Credit: Lori Valigra

Jessica Dow said the family volunteers every Thanksgiving. Last year, it was at the Hope Haven Gospel Mission in Lewiston.

“It’s nice to help people who don’t have a place to go or are less fortunate,” she said.

After spending a couple hours at the Norway church, the Dows will return home for their own Thanksgiving meal with a total of 11 family members attending.

Chef Bruce Perham, who has been cooking 200 Thanksgiving meals for the past 20 years at the church, said he won’t be going home and cooking yet another turkey.

“I’ll eat here. This is my Thanksgiving dinner,” he said.

Church secretary Jodi Roma said a lot of the same people come every year. Some don’t have family in the area, while others are homeless. Some are parishioners, and some just come in from the community. Others come in, bag up a meal and take it with them.

“This is important,” said Father Edward Clifford, who has been with the Norway church for a year and a half.
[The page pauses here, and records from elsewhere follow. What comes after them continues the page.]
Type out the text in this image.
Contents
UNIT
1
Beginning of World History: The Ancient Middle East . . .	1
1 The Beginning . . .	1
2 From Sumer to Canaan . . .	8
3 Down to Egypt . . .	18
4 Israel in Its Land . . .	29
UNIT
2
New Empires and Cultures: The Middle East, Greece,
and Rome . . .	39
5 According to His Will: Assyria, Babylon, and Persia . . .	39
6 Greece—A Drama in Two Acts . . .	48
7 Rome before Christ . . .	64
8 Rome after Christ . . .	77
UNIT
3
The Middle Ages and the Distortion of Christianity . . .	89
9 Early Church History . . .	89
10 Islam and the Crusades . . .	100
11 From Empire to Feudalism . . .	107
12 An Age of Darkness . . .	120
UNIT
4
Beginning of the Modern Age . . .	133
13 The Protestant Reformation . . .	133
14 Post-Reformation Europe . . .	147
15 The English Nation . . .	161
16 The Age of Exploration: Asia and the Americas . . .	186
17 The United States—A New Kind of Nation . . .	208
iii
The church, along with several other local churches, paid for the meal.

“It’s nice for people who are limited economically and for people who like to be together and not eat by themselves,” he said. “People like to be with other people on this day.”
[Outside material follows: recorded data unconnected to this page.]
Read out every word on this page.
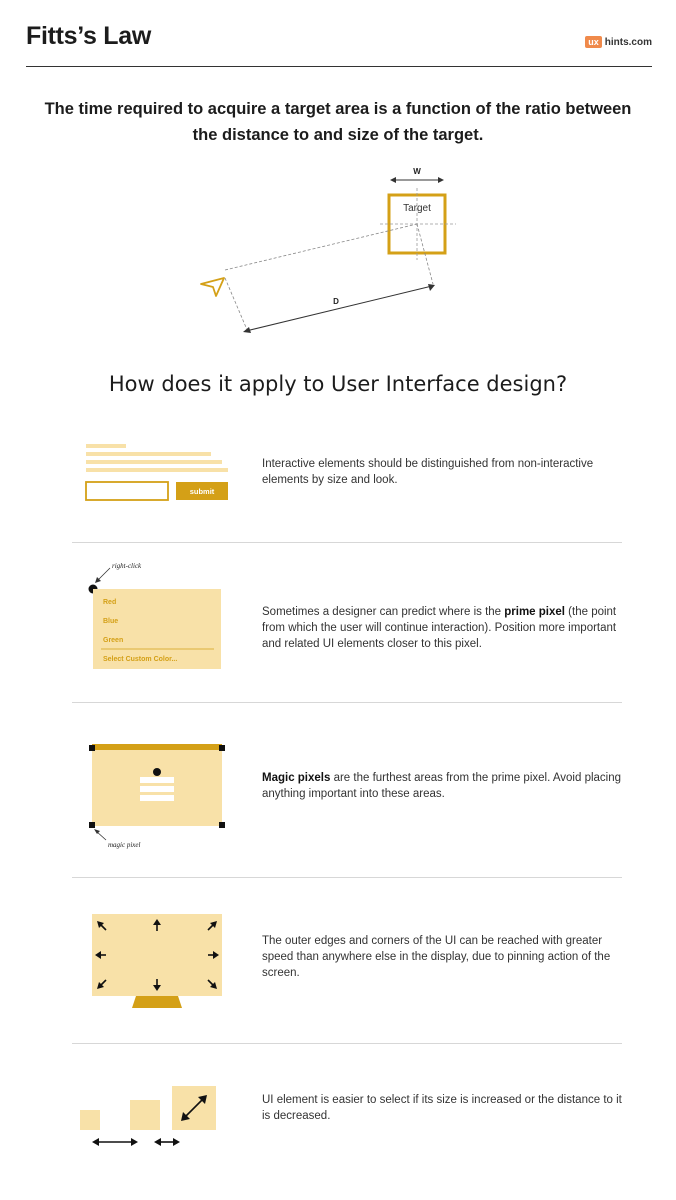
Fitts’s Law	ux hints.com
The time required to acquire a target area is a function of the ratio between the distance to and size of the target.
W
Target
D
How does it apply to User Interface design?
submit
Interactive elements should be distinguished from non-interactive elements by size and look.
right-click
Red
Blue
Green
Select Custom Color...
Sometimes a designer can predict where is the prime pixel (the point from which the user will continue interaction). Position more important and related UI elements closer to this pixel.
magic pixel
Magic pixels are the furthest areas from the prime pixel. Avoid placing anything important into these areas.
The outer edges and corners of the UI can be reached with greater speed than anywhere else in the display, due to pinning action of the screen.
UI element is easier to select if its size is increased or the distance to it is decreased.
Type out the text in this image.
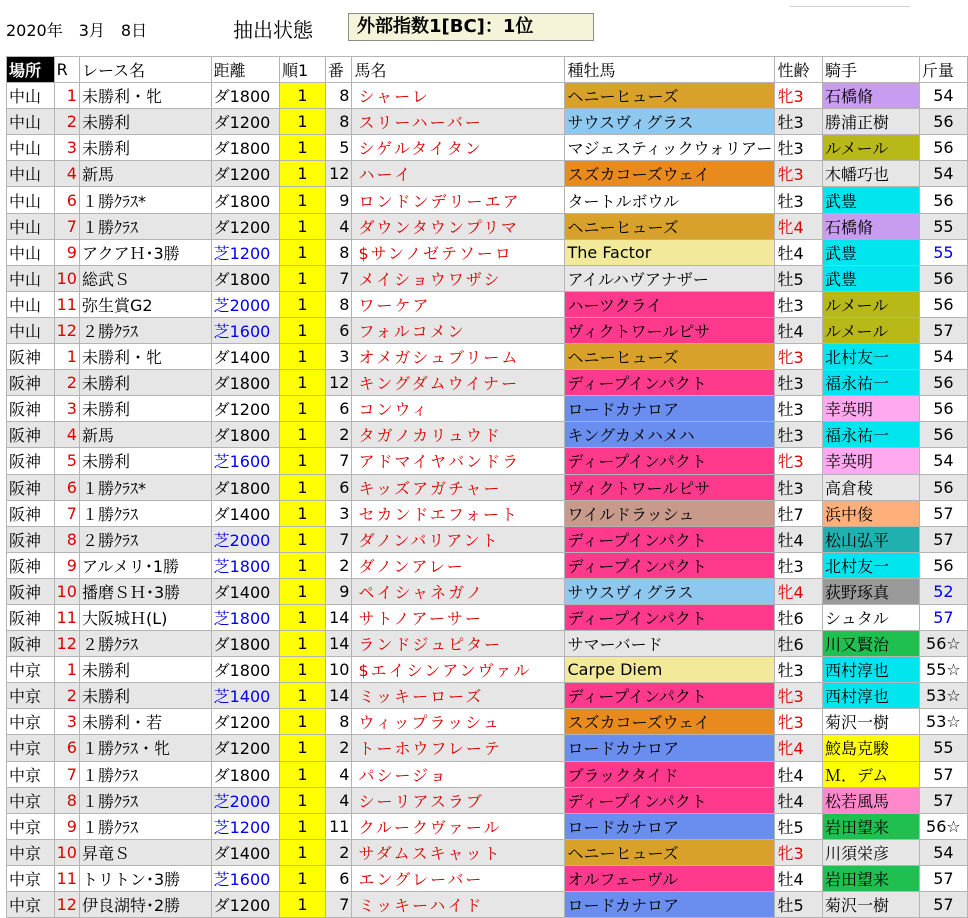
2020年　3月　8日	抽出状態	外部指数1[BC]：1位
場所	R	レース名	距離	順1	番	馬名	種牡馬	性齢	騎手	斤量
中山	1	未勝利・牝	ダ1800	1	8	シャーレ	ヘニーヒューズ	牝3	石橋脩	54
中山	2	未勝利	ダ1200	1	8	スリーハーバー	サウスヴィグラス	牡3	勝浦正樹	56
中山	3	未勝利	ダ1800	1	5	シゲルタイタン	マジェスティックウォリアー	牡3	ルメール	56
中山	4	新馬	ダ1200	1	12	ハーイ	スズカコーズウェイ	牝3	木幡巧也	54
中山	6	１勝ｸﾗｽ*	ダ1800	1	9	ロンドンデリーエア	タートルボウル	牡3	武豊	56
中山	7	１勝ｸﾗｽ	ダ1200	1	4	ダウンタウンプリマ	ヘニーヒューズ	牝4	石橋脩	55
中山	9	アクアＨ･3勝	芝1200	1	8	$サンノゼテソーロ	The Factor	牡4	武豊	55
中山	10	総武Ｓ	ダ1800	1	7	メイショウワザシ	アイルハヴアナザー	牡5	武豊	56
中山	11	弥生賞G2	芝2000	1	8	ワーケア	ハーツクライ	牡3	ルメール	56
中山	12	２勝ｸﾗｽ	芝1600	1	6	フォルコメン	ヴィクトワールピサ	牡4	ルメール	57
阪神	1	未勝利・牝	ダ1400	1	3	オメガシュブリーム	ヘニーヒューズ	牝3	北村友一	54
阪神	2	未勝利	ダ1800	1	12	キングダムウイナー	ディープインパクト	牡3	福永祐一	56
阪神	3	未勝利	ダ1200	1	6	コンウィ	ロードカナロア	牡3	幸英明	56
阪神	4	新馬	ダ1800	1	2	タガノカリュウド	キングカメハメハ	牡3	福永祐一	56
阪神	5	未勝利	芝1600	1	7	アドマイヤバンドラ	ディープインパクト	牝3	幸英明	54
阪神	6	１勝ｸﾗｽ*	ダ1800	1	6	キッズアガチャー	ヴィクトワールピサ	牡3	高倉稜	56
阪神	7	１勝ｸﾗｽ	ダ1400	1	3	セカンドエフォート	ワイルドラッシュ	牡7	浜中俊	57
阪神	8	２勝ｸﾗｽ	芝2000	1	7	ダノンバリアント	ディープインパクト	牡4	松山弘平	57
阪神	9	アルメリ･1勝	芝1800	1	2	ダノンアレー	ディープインパクト	牡3	北村友一	56
阪神	10	播磨ＳＨ･3勝	ダ1400	1	9	ペイシャネガノ	サウスヴィグラス	牝4	荻野琢真	52
阪神	11	大阪城Ｈ(L)	芝1800	1	14	サトノアーサー	ディープインパクト	牡6	シュタル	57
阪神	12	２勝ｸﾗｽ	ダ1800	1	14	ランドジュピター	サマーバード	牡6	川又賢治	56☆
中京	1	未勝利	ダ1800	1	10	$エイシンアンヴァル	Carpe Diem	牡3	西村淳也	55☆
中京	2	未勝利	芝1400	1	14	ミッキーローズ	ディープインパクト	牝3	西村淳也	53☆
中京	3	未勝利・若	ダ1200	1	8	ウィップラッシュ	スズカコーズウェイ	牝3	菊沢一樹	53☆
中京	6	１勝ｸﾗｽ・牝	ダ1200	1	2	トーホウフレーテ	ロードカナロア	牝4	鮫島克駿	55
中京	7	１勝ｸﾗｽ	ダ1800	1	4	パシージョ	ブラックタイド	牡4	Ｍ．デム	57
中京	8	１勝ｸﾗｽ	芝2000	1	4	シーリアスラブ	ディープインパクト	牡4	松若風馬	57
中京	9	１勝ｸﾗｽ	芝1200	1	11	クルークヴァール	ロードカナロア	牡5	岩田望来	56☆
中京	10	昇竜Ｓ	ダ1400	1	2	サダムスキャット	ヘニーヒューズ	牝3	川須栄彦	54
中京	11	トリトン･3勝	芝1600	1	6	エングレーバー	オルフェーヴル	牡4	岩田望来	57
中京	12	伊良湖特･2勝	ダ1200	1	7	ミッキーハイド	ロードカナロア	牡5	菊沢一樹	57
That was the case with Millie and Robert Pope, who were spending their third Thanksgiving at the church.

“Our family is spread out, and we usually come when they aren’t around,” Robert Pope said.

The same is true of Margaret Staples and Don Cummings, cousins whose families were spending Thanksgiving out of state.

Credit: Lori Valigra

The cousins and the Popes have gotten to know each other, and joked easily among themselves as they dig into dessert.

“I keep running into that guy,” Cummings said as he nodded toward Pope.

The upbeat atmosphere in the room is one reason why volunteer Tricia McCaughin returns every year.

“Above any other day you should be willing to serve,” said McCaughin, who was busy packing desserts into a food basket with four full dinners to deliver to parishioners who couldn’t get to the church. “The best way to give thanks is to help someone else.”